話裏的意思很明顯——所以這個問題只能問嚴野客。

黎白榆有一點好笑,單手撐住下颌,微微偏頭,看人。

“哦……”他微微拖長了一點音,“你大度嗎?”

“當然。”

嚴野客的回答不假思索。

明明他之前還那麽針對過別人。

嚴野客伸出手去,攬過黎白榆的腰線,将人很輕地擁抱了一下。

“對你,永遠。”

他低聲地,在人耳畔說。

“所以無論結婚還是喜歡,你可以慢慢考慮,不用急。”

黎白榆微微垂眸。

“……謝謝。”

青年嗓音輕低,說得真心實意,他自己也擡手,輕輕地環住了抱着他的男人。

“我很開心。
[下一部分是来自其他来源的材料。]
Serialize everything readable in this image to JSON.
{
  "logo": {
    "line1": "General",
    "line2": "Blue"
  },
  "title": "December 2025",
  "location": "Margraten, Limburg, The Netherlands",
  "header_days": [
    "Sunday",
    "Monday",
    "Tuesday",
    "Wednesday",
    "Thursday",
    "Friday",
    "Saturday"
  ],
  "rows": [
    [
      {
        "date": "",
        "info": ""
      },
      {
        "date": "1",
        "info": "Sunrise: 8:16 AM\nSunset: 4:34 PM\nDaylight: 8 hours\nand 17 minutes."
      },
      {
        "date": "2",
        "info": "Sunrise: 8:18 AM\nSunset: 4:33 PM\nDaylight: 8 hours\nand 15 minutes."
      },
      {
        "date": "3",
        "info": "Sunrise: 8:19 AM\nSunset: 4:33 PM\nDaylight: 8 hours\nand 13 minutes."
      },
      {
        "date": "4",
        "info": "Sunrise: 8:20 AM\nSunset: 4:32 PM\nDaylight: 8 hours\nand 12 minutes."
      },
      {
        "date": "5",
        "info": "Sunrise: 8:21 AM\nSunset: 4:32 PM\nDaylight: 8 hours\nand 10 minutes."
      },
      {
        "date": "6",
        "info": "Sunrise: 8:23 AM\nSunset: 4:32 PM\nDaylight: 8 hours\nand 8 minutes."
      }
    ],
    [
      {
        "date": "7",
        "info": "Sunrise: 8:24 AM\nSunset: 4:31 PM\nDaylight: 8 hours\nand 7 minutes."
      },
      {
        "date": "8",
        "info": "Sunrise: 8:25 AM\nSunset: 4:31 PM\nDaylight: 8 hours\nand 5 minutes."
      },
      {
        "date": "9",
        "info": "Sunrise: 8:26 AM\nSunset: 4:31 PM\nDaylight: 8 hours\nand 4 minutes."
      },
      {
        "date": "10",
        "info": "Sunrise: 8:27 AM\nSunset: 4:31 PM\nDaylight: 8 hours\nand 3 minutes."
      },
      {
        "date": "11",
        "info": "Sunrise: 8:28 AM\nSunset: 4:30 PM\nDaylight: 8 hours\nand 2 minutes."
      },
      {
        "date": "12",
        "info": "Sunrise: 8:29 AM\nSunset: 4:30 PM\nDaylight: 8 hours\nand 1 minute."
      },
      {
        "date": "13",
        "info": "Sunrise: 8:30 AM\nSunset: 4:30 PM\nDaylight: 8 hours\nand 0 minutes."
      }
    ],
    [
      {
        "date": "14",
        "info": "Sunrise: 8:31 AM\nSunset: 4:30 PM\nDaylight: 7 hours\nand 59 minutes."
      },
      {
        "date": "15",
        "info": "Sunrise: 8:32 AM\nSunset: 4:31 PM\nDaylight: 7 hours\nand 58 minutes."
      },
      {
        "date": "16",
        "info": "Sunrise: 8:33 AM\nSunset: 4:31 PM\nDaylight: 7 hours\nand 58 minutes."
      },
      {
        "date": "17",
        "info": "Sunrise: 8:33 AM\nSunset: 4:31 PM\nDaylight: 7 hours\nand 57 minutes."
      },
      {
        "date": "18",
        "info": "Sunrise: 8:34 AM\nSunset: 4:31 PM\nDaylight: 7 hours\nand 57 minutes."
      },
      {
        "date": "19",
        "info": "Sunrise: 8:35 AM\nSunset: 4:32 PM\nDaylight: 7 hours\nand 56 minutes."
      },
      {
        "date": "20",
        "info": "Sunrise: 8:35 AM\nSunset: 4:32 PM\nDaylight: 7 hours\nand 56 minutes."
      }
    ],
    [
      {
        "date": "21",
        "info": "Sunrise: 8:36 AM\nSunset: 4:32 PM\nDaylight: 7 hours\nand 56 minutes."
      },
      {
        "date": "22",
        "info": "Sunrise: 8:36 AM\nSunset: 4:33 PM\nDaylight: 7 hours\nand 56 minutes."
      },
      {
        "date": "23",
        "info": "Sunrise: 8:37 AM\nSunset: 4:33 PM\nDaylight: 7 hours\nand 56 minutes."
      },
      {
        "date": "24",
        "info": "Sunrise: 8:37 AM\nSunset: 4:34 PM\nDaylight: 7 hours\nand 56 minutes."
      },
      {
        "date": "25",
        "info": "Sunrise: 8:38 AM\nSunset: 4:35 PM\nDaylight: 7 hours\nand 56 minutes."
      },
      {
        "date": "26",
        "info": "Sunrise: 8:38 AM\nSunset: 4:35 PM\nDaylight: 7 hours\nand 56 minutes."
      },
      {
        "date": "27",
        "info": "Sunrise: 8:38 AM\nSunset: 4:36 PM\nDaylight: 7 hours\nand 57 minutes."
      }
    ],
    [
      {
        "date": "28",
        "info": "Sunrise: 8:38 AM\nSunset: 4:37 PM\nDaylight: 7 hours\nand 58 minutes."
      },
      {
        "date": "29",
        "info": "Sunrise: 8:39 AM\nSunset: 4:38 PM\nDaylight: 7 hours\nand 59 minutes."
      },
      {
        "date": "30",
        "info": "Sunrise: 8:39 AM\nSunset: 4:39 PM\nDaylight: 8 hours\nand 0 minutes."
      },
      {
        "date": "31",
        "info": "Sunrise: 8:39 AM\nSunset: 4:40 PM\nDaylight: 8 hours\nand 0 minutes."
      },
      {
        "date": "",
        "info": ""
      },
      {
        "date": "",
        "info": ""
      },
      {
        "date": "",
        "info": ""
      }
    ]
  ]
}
”

盛夏,衣物單薄,黎白榆也脫掉了下午穿回來的外套,所以更他能清晰地感受到嚴野客的體溫。

這兩天因為情況穩定,嚴野客身上已經褪去了那種懾人的冷意,只有一種正常範圍內的溫涼感。

貼碰到,很舒服。

冷霧。

黎白榆長睫輕眨,想。

可以降溫。

夏天還挺好用的。

***

炎炎的夏日總是很難回想起凜冬的寒意,對信息素沒有感知的黎白榆也不清楚。

當冷霧真正漫開時,那種潮濕,陰寒,彌漫,刺進骨子裏的冷意。

會有多麽森涼懾人。

***

嚴野客的狀況日趨穩定,黎白榆除了陪他,閑時也會翻閱一些文獻。

北美那邊的論文暫時沒有收到新的修改要求,不需要黎白榆匆忙趕回去開工。

他也打算好了,等嚴野客出院後再返校。

雖然嚴二少之前也被送到了養和醫院,但黎白榆從車禍現場之後就沒有再見過他。

聽嚴野客說,嚴錦已經被安排轉院,去了嚴二叔本人持股的私立醫院,安心靜養。

黎白榆并不知道,嚴二少已經被他堂哥擺了一道。

明明是嚴錦自己找的人,準備上演一場苦肉計,不僅能接近黎白榆,還能用自己的血,給人留下無可磨滅的深刻印象。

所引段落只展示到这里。